Gasbag Keith Olbermann can't seem to wrangle staff for his Current TV show, "Countdown."

We have ten full-time editorial staffers, plus two consultants. I think on Countdown we had fourteen or fifteen editorial full-time staffers. Gosh, this only gives me six weeks to line up the last couple.

Still in need of an executive producer and other staff, famously difficult Olbermann has crawled back to his contacts at MSNBC, many of whom he offended while there, to beg for staff.

Wow. Just wow. This moron is going to look, well, moronic, when we announce the identity of the Executive Producer. That deal may get wrapped up this week. Also there is this phrase "beg for staff." I only asked about half a dozen of my former staffers to join me, largely because most people in television have contracts and can't just pick up and leave – now. And if we want to debate "famously difficult" we can, but I'll take what my ex-colleagues thought of me as my epitaph. I wonder if Rupert Murdoch would dare do the same.

"Everyone is laughing," said a source. "They would never leave the network to work for him."

If they're laughing over there, it must be because they're reading The New York Post. Three of the new staff of Countdown on Current are from the old staff of Countdown on MSNBC. A fourth staffer came in from another show. One of the consultants is from MSNBC. And we've engaged more than a dozen people, familiar to you from the old show, as formal Contributors to the new one. So if you'd like to add that all up, in point of fact around 20 people have done what the Post's made-up source claims they'd never do.

And I say made-up source because it goes without saying that I won't believe anybody at NBC would actually feed them false information in an attempt to damage Countdown on Current.

A witness recently saw him hobbling around the Upper East Side with a stick in his hand. Olbermann is recovering from a foot injury.

This was the only part the unfortunate and professionally doomed Ms. Palmeri even bothered to alter even though she was corrected on all this more than 72 hours ago. Her original version had me 'walking around the Upper East side with a walking stick' as if I should have also had a top hat and tails and been singing 'Sooopa Dooopa.'

The Post is bizarrely interested in how I dress. In 2002 it breathlessly reported that I had attended a Mets game and sat in the press box 'wearing shorts.' They were cargo pants, and it was 90 degrees, and that day about half the media were wearing them.

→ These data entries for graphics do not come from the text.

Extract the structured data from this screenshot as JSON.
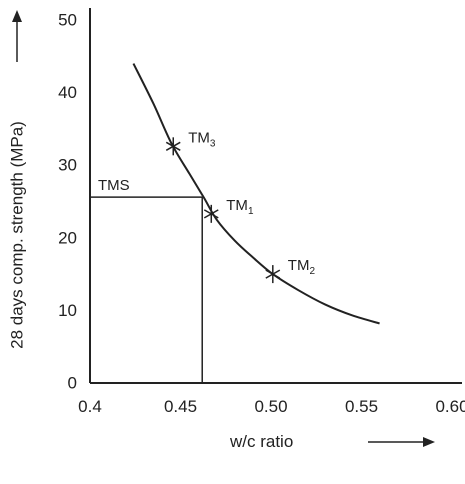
{
  "chart_data": {
    "type": "line",
    "title": "",
    "xlabel": "w/c ratio",
    "ylabel": "28 days comp. strength (MPa)",
    "xlim": [
      0.4,
      0.6
    ],
    "ylim": [
      0,
      50
    ],
    "x_ticks": [
      "0.4",
      "0.45",
      "0.50",
      "0.55",
      "0.60"
    ],
    "y_ticks": [
      "0",
      "10",
      "20",
      "30",
      "40",
      "50"
    ],
    "grid": false,
    "legend": "none",
    "series": [
      {
        "x": [
          0.424,
          0.435,
          0.445,
          0.455,
          0.463,
          0.47,
          0.48,
          0.49,
          0.501,
          0.515,
          0.53,
          0.545,
          0.56
        ],
        "y": [
          44.0,
          38.5,
          33.0,
          28.8,
          25.5,
          22.5,
          19.6,
          17.3,
          15.0,
          12.8,
          10.8,
          9.3,
          8.2
        ]
      }
    ],
    "markers": [
      {
        "base": "TM",
        "sub": "3",
        "x": 0.446,
        "y": 32.6
      },
      {
        "base": "TM",
        "sub": "1",
        "x": 0.467,
        "y": 23.3
      },
      {
        "base": "TM",
        "sub": "2",
        "x": 0.501,
        "y": 15.0
      }
    ],
    "reference": {
      "label": "TMS",
      "x": 0.462,
      "y": 25.6
    },
    "colors": {
      "line": "#222222",
      "axis": "#222222"
    }
  }
}
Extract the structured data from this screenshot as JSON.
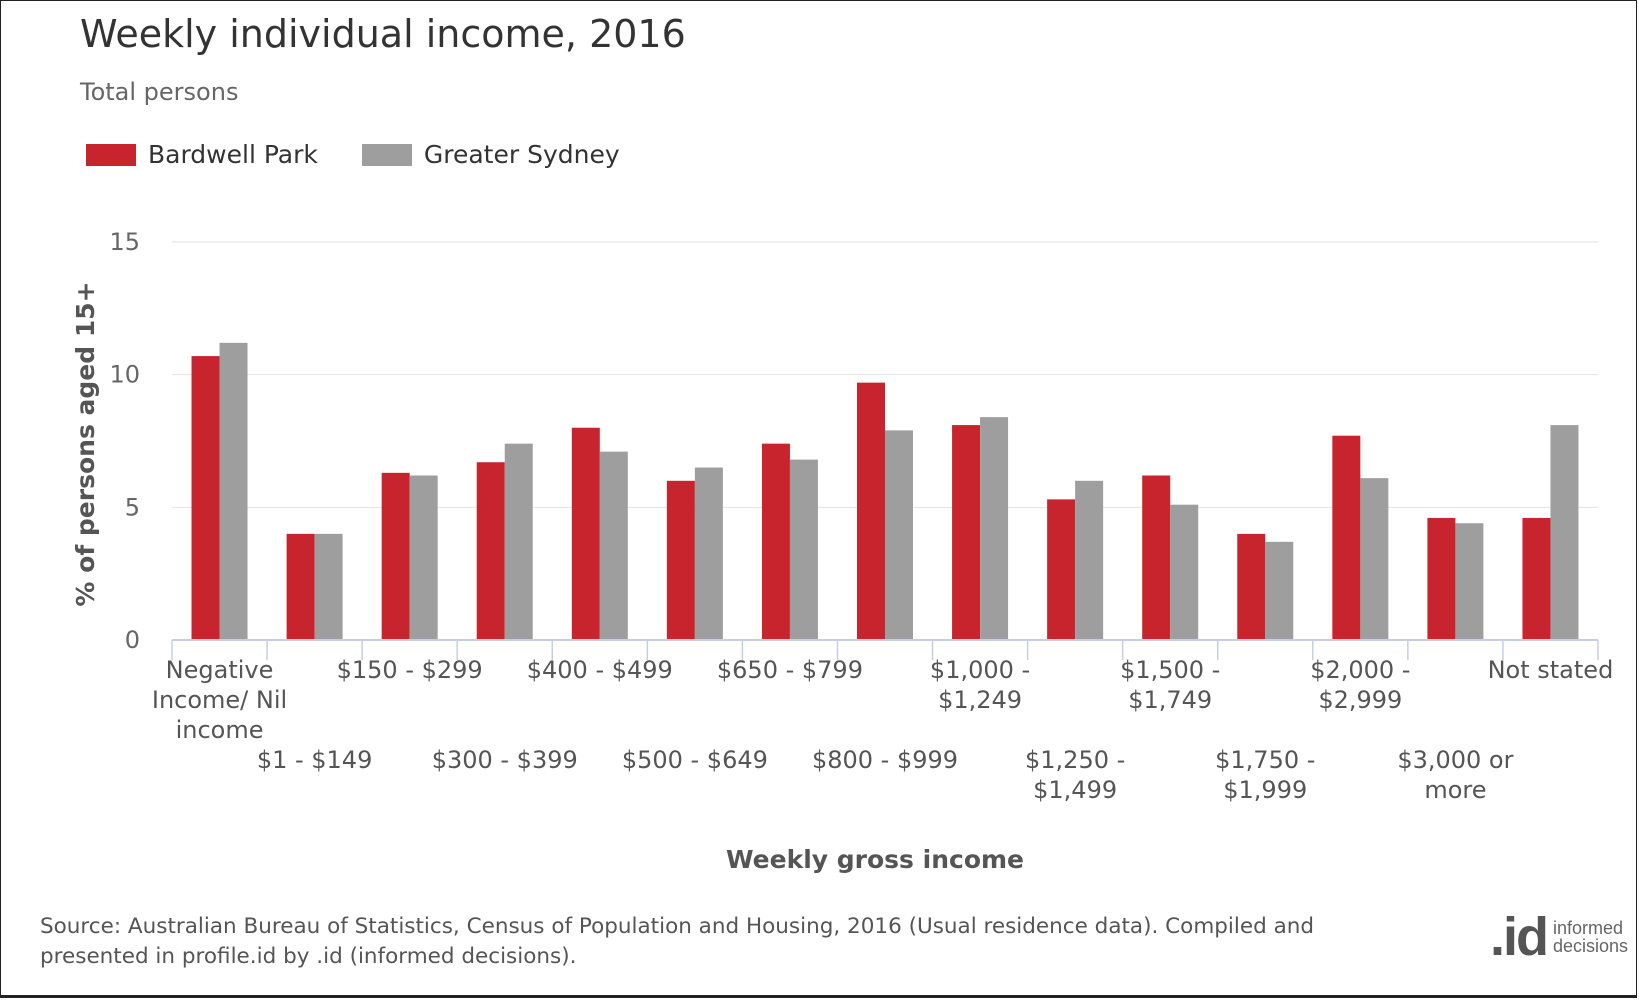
{
  "header": {
    "title": "Weekly individual income, 2016",
    "subtitle": "Total persons"
  },
  "legend": [
    {
      "label": "Bardwell Park",
      "color": "#c8242d"
    },
    {
      "label": "Greater Sydney",
      "color": "#9e9e9e"
    }
  ],
  "footer": {
    "source": "Source: Australian Bureau of Statistics, Census of Population and Housing, 2016 (Usual residence data). Compiled and presented in profile.id by .id (informed decisions).",
    "logo_mark": ".id",
    "logo_text_line1": "informed",
    "logo_text_line2": "decisions"
  },
  "chart_data": {
    "type": "bar",
    "title": "Weekly individual income, 2016",
    "subtitle": "Total persons",
    "xlabel": "Weekly gross income",
    "ylabel": "% of persons aged 15+",
    "ylim": [
      0,
      15
    ],
    "yticks": [
      0,
      5,
      10,
      15
    ],
    "grid": true,
    "legend_position": "top-left",
    "categories": [
      "Negative Income/ Nil income",
      "$1 - $149",
      "$150 - $299",
      "$300 - $399",
      "$400 - $499",
      "$500 - $649",
      "$650 - $799",
      "$800 - $999",
      "$1,000 - $1,249",
      "$1,250 - $1,499",
      "$1,500 - $1,749",
      "$1,750 - $1,999",
      "$2,000 - $2,999",
      "$3,000 or more",
      "Not stated"
    ],
    "category_label_lines": [
      [
        "Negative",
        "Income/ Nil",
        "income"
      ],
      [
        "$1 - $149"
      ],
      [
        "$150 - $299"
      ],
      [
        "$300 - $399"
      ],
      [
        "$400 - $499"
      ],
      [
        "$500 - $649"
      ],
      [
        "$650 - $799"
      ],
      [
        "$800 - $999"
      ],
      [
        "$1,000 -",
        "$1,249"
      ],
      [
        "$1,250 -",
        "$1,499"
      ],
      [
        "$1,500 -",
        "$1,749"
      ],
      [
        "$1,750 -",
        "$1,999"
      ],
      [
        "$2,000 -",
        "$2,999"
      ],
      [
        "$3,000 or",
        "more"
      ],
      [
        "Not stated"
      ]
    ],
    "series": [
      {
        "name": "Bardwell Park",
        "color": "#c8242d",
        "values": [
          10.7,
          4.0,
          6.3,
          6.7,
          8.0,
          6.0,
          7.4,
          9.7,
          8.1,
          5.3,
          6.2,
          4.0,
          7.7,
          4.6,
          4.6
        ]
      },
      {
        "name": "Greater Sydney",
        "color": "#9e9e9e",
        "values": [
          11.2,
          4.0,
          6.2,
          7.4,
          7.1,
          6.5,
          6.8,
          7.9,
          8.4,
          6.0,
          5.1,
          3.7,
          6.1,
          4.4,
          8.1
        ]
      }
    ]
  }
}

And so another Page Six staffer begins her inevitable descent out of journalism. The internet doesn't tell us much about Tara Palmeri, except that she used to work for another bastion of reporting, the DC Examiner, and that she has appeared on the unintentionally hilarious "Red Eye" show on Fox, and that she was once expelled from a benefit for Haitian earthquake relief because she chose that somber and important event to badger Sean Penn about a tasteless remark he'd made about cancer. She appears to have begun what must have seemed to her to be a career, at CNN. So it's CNN to DC Examiner to Page Six. The next step in that progression would be writing graffiti on the wall of a men's room at New York's Penn Station.

UPDATE POSTSCRIPT: The thing was immediately picked up by the myna birds of the right wing media. A website called Pajamas stepped in it up to its neck with this gem:

"...(he) is legendary around Washington for his awful treatment of everyone who works for or near him."

I've never worked full time in Washington. Another fine, accurate news source.